Une photo de Geneviève apparaît en gros plan avec un numéro de téléphone an bas de l'écran. Une pub de bière vient couper la morosité du topo journalistique. Antoine retourne dans la chambre de sa fille. Il se penche pour ramasser les morceaux de verre, le cadre et la photo. Une pochette est collée sous la table de chevet rosée. Il avance la main. Le téléphone sonne et Antoine se cogne le dessus de tête sous la table. 

- Tabarnak ! 

Il décroche le combiné. L'afficheur indique un numéro privé. Il se frotte la tête. 

- Oui ? 

- Antoine. Ça recommence. 

Il y a plus d'un an qu'il avait entendu cette voix. Ils s'étaient quittés et mutuellement évités, pour faire leur deuil chacun à leur façon. 

- Ça va ? 

Question stupide. 

- Ils recommencent. Le nouvel enquêteur-chef de la sûreté du Québec rouvre l'enquête et pose beaucoup de questions sur toi. 

L'affection était toujours évidente, juste sous la surface.

- Sois prudent, je crois qu'il te considère comme un suspect. Il m'a dit qu'il t'appellerait cette semaine. Un vrai bulldog.

Ils avaient vécu une situation semblable dès la disparition de leur fille . Les enquêteurs avaient interrogé Antoine sans vergogne, les parents et les proches étant -bien sûr- identifiés comme les premiers suspects lors d'une disparition. 

- Tu me manques Suzie. 

Silence. 

- C'est trop difficile. Laisse-moi encore du temps. 

Elle s'était expatriée à Vancouver, à l'autre bout du Canada. Loin de l'explosion médiatique qui avait suivi la disparition.

- OK. 

Exténué, Antoine décrocha la pochette sous la table de chevet, ramassa la poutine froide sur le muret et s'écrasa sur le fauteuil devant le téléviseur. Il engloutit son repas et s'assoupit avant d'ouvrir la mystérieuse pochette. 

L'escalier familier le conduit directement au palier du bas. L'inconnu est toujours assis sur la chaise, la tête vers le bas. Antoine s'approche malgré lui. La tête de l'inconnu se met vaciller puis à bouger de droite à gauche à une vitesse inhumaine. Le visage se fixe et l'inconnu regarde Antoine dans les yeux. 

- Ta fille est avec nous ! 

Sa bouche s'ouvre et des milliers d'araignées en sortent et se dispersent dans la pièce sombre. Antoine sent la présence de la chose qui l'observe. Elle est juste derrière lui et semble attirer les araignées. 

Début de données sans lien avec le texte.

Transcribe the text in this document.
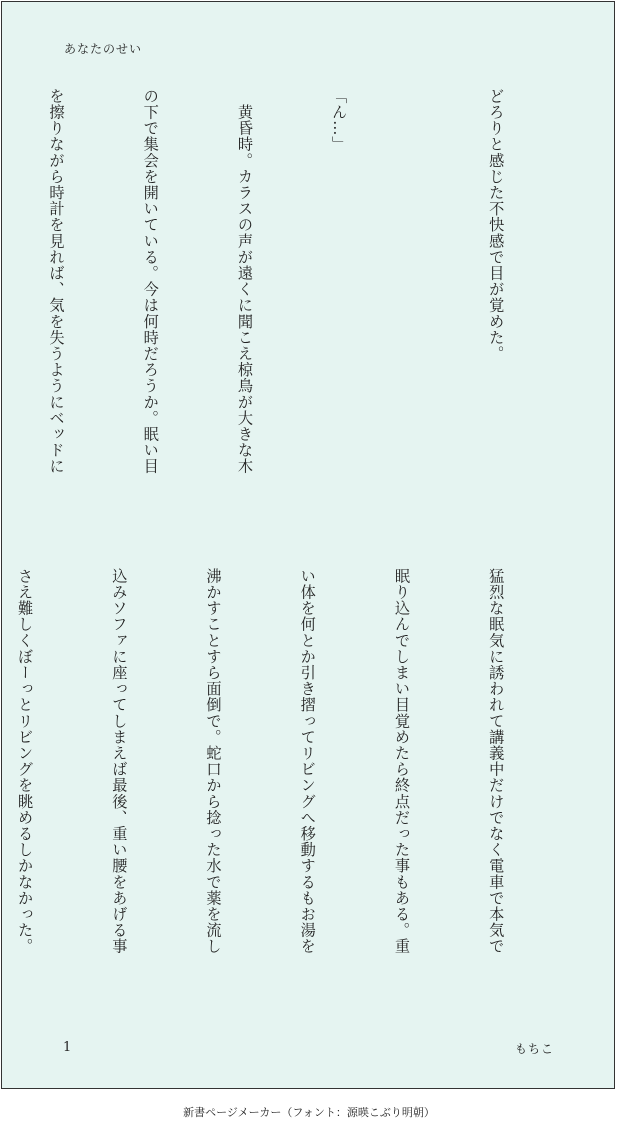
あなたのせい

どろりと感じた不快感で目が覚めた。

「ん…」

　黄昏時。カラスの声が遠くに聞こえ椋鳥が大きな木

の下で集会を開いている。今は何時だろうか。眠い目

を擦りながら時計を見れば、気を失うようにベッドに

猛烈な眠気に誘われて講義中だけでなく電車で本気で

眠り込んでしまい目覚めたら終点だった事もある。重

い体を何とか引き摺ってリビングへ移動するもお湯を

沸かすことすら面倒で。蛇口から捻った水で薬を流し

込みソファに座ってしまえば最後、重い腰をあげる事

さえ難しくぼーっとリビングを眺めるしかなかった。

1	もちこ
新書ページメーカー（フォント：源暎こぶり明朝）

- J'ai trouvé la pochette. Dis Antoine. 

Les araignées s'enfuient et l'inconnu sur la chaise se lève et plante son visage haineux dans celui d'Antoine. Il affiche un sourire carnassier. 

- Quand on joue avec le feu, on se brûle ! 

Des flammes entourent les deux hommes. La chose reste derrière en ricanant. L'inconnu brûle en gardant son sourire dément. La chose tape sur l'épaule d'Antoine. Il se réveille en sursaut. 

Zoé lèche les restants de la poutine qui est tombée au sol. Il prend la pochette et en retire un manuscrit et une petite clef USB.